Take a good look at what it did. Try to figure out why it did what it did.
That should teach you a lot. Now that you know what it did, try to think of
better ways.
2. I am guessing that i will have to redo all my forms/reports and
macros I have built so far?

Not really. Most of the forms and reports can stay the same. You may
need to create on or more queries to feed them. You can create custom
queries for each one or group of reports and forms or you may just want to
make one query that will put everything back together as if it were in one
table. What is best depends on the specifics of your project. Micros may
need to be tweaked.

3. Any other ideas?

Sure, you are doing well. After a few more projects, this will all come
easy.
 
I hope that as Joe comments..there will be more responses with different
ideas..that is the treasure of this discussion .... as I have found out.
 
Having learned the small amount I know by starting from scratch with someone
else's excel spreadsheet...I now have a table with 53 fields.
1. Does the wizard do a good job of splitting into relational tables?
and if so or not, what should I look out for? Is there a better way to do it?
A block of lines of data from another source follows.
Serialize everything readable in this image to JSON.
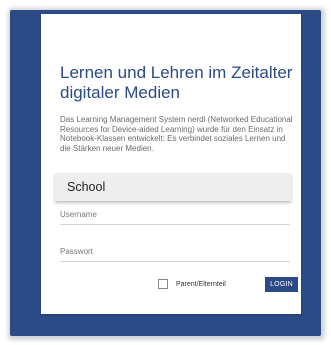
{
  "login": {
    "title": "Lernen und Lehren im Zeitalter digitaler Medien",
    "description": "Das Learning Management System nerdl (Networked Educational Resources for Device-aided Learning) wurde für den Einsatz in Notebook-Klassen entwickelt: Es verbindet soziales Lernen und die Stärken neuer Medien.",
    "school_value": "School",
    "username_placeholder": "Username",
    "password_placeholder": "Passwort",
    "checkbox_label": "Parent/Elternteil",
    "login_button": "LOGIN"
  },
  "colors": {
    "brand_blue": "#2c4a86",
    "card_background": "#ffffff",
    "school_field_background": "#eeeeee"
  },
  "icons": {
    "checkbox": "checkbox-unchecked-icon"
  }
}
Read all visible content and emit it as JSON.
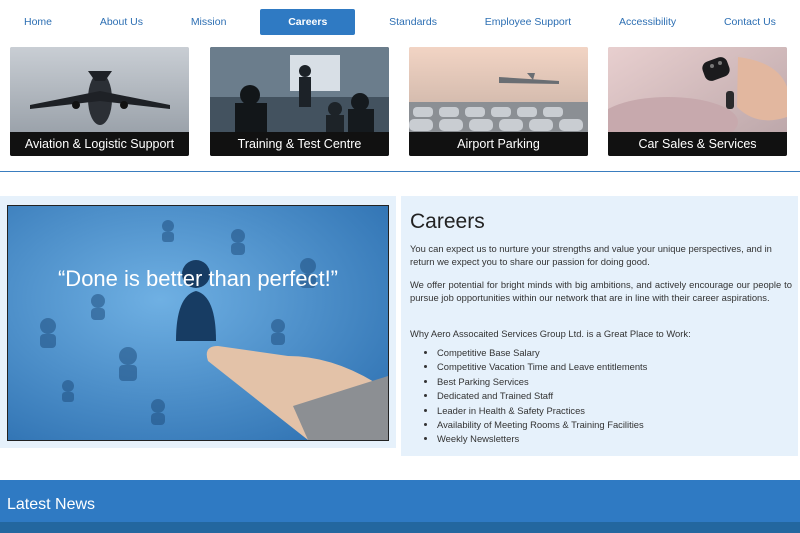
{
  "nav": {
    "items": [
      {
        "label": "Home"
      },
      {
        "label": "About Us"
      },
      {
        "label": "Mission"
      },
      {
        "label": "Careers",
        "active": true
      },
      {
        "label": "Standards"
      },
      {
        "label": "Employee Support"
      },
      {
        "label": "Accessibility"
      },
      {
        "label": "Contact Us"
      }
    ]
  },
  "tiles": [
    {
      "caption": "Aviation & Logistic Support",
      "image": "airplane-photo"
    },
    {
      "caption": "Training & Test Centre",
      "image": "classroom-photo"
    },
    {
      "caption": "Airport Parking",
      "image": "parking-lot-photo"
    },
    {
      "caption": "Car Sales & Services",
      "image": "car-keys-photo"
    }
  ],
  "hero": {
    "quote": "“Done is better than perfect!”",
    "image": "hand-touching-people-network"
  },
  "careers": {
    "title": "Careers",
    "para1": "You can expect us to nurture your strengths and value your unique perspectives, and in return we expect you to share our passion for doing good.",
    "para2": "We offer potential for bright minds with big ambitions, and actively encourage our people to pursue job opportunities within our network that are in line with their career aspirations.",
    "para3": "Why Aero Assocaited Services Group Ltd. is a Great Place to Work:",
    "benefits": [
      "Competitive Base Salary",
      "Competitive Vacation Time and Leave entitlements",
      "Best Parking Services",
      "Dedicated and Trained Staff",
      "Leader in Health & Safety Practices",
      "Availability of Meeting Rooms & Training Facilities",
      "Weekly Newsletters"
    ]
  },
  "news": {
    "title": "Latest News"
  },
  "colors": {
    "accent": "#2f7ac3",
    "panel_bg": "#e6f1fb",
    "nav_text": "#2d6fb3"
  }
}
2. I am guessing that i will have to redo all my forms/reports and macros I
have built so far?

3. Any other ideas?

1. I'm sort of between Brendan and Joseph on the question of the
wizard. It does a decent job in some cases, and I've seen it do some
real howlers. The logic of relational design requires an understanding
of the real-world entities being modeled by the data, which is beyond
the capabilities of even the best artificial intelligence software at
present! You might use it as a starting point, as suggested, but
there's no substitute for turning off the computer, sitting down with
pencil and paper, and THINKING through the questions "What are the
important Entities?", "How are they related?", and "What are their
relevant Attributes?".

2. I'd strongly suggest doing so. Some of the Reports may in fact work
if you can construct a query joining all the tables to reconstruct
your wide-flat table, but Forms will almost surely fail here; you'll
want instead to go to Forms for the "one" side tables, with Subforms
for the "many".

3. Learn about "Normalizing Union Queries" to migrate the data from
your wide-flat into tall-skinny tables.